If you’re entertaining the idea of becoming a developer at an investment bank instead of a technology company, you’re probably already familiar with the notion that the tools and platforms might not be as advanced (or the releases as frequent) as at a Facebook or Google. But have you also considered that you might not get to work on the laptop of your choice (or a laptop at all), and will have to spend a lot more time working in the office?
Speaking recently at Goldman Sach’s Technology and Internet Conference in San Francisco, co-CIO George Lee said employees the firm hires from technology companies can find it difficult to shed the notion that they should be able to work on laptops and communicate with co-workers from a Starbucks or train station. This isn’t always possible at Goldman because of the regulations surrounding the way the firm operates.
Lee’s admission follows a Wall Street Journal article in September that said developers working on Goldman’s Marcus retail banking platform were upset when their requests for MacBooks were turned down. It was possibly to help palliate this cruel twist that Goldman allowed a developer to travel around the office on a hoverboard… until another colleague borrowed it and crashed.

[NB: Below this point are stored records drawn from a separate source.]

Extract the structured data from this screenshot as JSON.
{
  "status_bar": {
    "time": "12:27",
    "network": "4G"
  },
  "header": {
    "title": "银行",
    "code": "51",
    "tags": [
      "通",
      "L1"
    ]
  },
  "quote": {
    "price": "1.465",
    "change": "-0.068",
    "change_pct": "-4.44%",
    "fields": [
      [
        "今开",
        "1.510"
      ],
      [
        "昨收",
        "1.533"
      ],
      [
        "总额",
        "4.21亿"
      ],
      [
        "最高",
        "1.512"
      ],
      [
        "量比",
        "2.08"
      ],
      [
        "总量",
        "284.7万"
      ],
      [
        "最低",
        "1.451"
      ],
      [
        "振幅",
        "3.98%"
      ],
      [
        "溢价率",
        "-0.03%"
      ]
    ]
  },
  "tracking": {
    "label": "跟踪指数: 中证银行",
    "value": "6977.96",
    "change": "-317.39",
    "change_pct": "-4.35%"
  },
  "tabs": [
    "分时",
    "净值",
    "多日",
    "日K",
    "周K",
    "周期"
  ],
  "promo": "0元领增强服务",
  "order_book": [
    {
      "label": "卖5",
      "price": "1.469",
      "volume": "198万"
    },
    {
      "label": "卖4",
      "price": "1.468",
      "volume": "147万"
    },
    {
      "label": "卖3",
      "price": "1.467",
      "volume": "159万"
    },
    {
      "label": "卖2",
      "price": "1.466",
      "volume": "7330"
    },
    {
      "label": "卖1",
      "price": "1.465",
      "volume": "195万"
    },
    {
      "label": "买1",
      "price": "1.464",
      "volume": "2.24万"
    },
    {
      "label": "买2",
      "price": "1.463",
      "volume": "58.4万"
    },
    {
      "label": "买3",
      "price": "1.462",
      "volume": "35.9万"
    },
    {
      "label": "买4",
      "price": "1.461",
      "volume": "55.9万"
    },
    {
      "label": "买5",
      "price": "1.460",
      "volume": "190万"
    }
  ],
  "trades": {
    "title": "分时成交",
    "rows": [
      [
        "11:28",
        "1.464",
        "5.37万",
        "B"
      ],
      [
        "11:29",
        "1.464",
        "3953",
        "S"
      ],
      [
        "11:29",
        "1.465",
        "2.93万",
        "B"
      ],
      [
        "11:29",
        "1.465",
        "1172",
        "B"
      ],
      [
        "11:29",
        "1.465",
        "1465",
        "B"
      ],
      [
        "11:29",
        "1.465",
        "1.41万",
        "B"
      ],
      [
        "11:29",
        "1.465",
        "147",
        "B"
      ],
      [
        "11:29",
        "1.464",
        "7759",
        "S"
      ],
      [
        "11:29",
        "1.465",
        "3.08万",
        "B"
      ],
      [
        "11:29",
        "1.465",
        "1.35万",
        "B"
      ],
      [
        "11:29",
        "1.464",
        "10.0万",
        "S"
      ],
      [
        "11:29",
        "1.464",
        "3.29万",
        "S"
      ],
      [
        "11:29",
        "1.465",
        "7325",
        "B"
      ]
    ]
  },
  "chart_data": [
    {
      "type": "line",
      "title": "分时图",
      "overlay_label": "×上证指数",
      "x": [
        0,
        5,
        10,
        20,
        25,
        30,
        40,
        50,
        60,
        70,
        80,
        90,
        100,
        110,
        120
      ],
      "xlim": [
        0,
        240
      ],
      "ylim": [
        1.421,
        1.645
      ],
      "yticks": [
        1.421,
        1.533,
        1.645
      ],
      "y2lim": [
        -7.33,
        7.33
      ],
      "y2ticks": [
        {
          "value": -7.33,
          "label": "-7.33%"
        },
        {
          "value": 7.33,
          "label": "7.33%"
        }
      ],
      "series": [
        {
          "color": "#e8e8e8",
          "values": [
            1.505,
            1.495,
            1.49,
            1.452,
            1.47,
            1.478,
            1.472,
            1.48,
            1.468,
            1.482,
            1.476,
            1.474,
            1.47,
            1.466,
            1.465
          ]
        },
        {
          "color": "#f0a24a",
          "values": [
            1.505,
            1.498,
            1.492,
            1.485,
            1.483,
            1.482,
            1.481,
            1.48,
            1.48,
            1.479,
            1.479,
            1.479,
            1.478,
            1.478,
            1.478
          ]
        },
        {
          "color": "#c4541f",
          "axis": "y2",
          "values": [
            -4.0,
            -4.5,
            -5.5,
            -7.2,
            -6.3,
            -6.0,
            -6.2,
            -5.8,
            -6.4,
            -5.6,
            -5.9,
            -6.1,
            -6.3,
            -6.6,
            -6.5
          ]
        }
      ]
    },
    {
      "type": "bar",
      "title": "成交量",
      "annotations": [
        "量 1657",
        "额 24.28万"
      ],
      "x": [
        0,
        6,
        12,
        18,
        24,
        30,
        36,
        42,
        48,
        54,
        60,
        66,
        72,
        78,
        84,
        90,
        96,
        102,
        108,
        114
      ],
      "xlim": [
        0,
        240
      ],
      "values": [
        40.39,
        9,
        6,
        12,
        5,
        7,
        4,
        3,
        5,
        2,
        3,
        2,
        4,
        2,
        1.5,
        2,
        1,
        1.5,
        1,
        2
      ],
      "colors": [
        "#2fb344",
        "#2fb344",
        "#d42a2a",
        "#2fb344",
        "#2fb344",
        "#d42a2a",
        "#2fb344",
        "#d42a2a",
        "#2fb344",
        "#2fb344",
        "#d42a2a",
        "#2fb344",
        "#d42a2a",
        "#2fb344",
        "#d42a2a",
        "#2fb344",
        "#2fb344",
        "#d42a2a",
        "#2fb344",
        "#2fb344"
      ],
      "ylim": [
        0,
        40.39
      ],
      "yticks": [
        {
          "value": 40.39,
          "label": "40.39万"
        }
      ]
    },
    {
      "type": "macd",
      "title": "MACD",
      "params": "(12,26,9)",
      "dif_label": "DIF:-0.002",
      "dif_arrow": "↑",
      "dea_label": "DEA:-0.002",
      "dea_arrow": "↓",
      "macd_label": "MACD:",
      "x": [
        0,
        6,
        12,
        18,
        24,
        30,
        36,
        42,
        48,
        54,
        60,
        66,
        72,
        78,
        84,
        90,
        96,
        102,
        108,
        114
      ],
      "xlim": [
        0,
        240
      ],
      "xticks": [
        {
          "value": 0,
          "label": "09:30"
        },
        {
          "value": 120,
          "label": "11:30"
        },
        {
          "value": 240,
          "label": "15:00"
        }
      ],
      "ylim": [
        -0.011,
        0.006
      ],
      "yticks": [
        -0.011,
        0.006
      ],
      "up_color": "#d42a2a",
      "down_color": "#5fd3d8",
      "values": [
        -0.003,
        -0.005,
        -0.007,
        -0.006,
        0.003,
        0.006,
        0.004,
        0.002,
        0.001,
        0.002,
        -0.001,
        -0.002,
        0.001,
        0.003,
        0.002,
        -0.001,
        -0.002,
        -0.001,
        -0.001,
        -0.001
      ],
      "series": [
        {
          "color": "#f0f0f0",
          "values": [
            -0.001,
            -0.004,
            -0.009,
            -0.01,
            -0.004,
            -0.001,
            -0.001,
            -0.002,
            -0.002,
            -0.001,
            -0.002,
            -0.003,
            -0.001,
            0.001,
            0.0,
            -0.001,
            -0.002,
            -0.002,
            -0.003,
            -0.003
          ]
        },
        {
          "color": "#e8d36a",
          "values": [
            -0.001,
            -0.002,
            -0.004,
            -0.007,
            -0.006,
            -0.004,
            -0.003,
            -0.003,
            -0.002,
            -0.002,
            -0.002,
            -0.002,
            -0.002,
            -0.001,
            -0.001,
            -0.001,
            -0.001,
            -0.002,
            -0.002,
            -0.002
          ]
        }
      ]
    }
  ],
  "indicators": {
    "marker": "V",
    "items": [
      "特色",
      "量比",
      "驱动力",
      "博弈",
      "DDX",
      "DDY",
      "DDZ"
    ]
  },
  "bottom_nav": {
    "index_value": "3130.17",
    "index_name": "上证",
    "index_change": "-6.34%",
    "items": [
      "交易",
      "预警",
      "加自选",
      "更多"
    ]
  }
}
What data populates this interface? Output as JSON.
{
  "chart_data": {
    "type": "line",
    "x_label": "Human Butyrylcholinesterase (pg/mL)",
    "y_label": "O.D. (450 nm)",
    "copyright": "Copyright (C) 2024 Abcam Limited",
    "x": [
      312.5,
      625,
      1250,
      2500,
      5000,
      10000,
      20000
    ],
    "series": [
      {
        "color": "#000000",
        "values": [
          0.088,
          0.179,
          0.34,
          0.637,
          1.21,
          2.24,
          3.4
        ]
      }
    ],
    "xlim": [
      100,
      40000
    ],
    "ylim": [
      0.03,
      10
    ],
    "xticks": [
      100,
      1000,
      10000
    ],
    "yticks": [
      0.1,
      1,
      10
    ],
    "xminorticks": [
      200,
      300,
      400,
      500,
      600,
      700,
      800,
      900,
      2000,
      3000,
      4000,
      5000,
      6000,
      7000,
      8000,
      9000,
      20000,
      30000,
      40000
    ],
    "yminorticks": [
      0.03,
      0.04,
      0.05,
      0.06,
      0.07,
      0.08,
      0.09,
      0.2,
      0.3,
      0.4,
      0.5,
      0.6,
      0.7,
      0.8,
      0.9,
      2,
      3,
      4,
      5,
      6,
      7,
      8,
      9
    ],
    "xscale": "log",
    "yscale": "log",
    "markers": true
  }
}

Goldman is unlikely to be the only bank coming up against regulatory constraints as it hires developers from outside of banking. JP Morgan has deliberately set out to raid Google and Facebook for its new AI team in California.
One Goldman engineer said the downsides of banking are more than compensated by the upsides; plus, the culture on Goldman’s London coding team is less aggressive than in big tech firms. Jo Hannaford, the head of Goldman’s EMEA technology team, said last year that developers at Goldman Sachs work moderate hours and are not expected to work evenings. However, some suggest this is not always the case.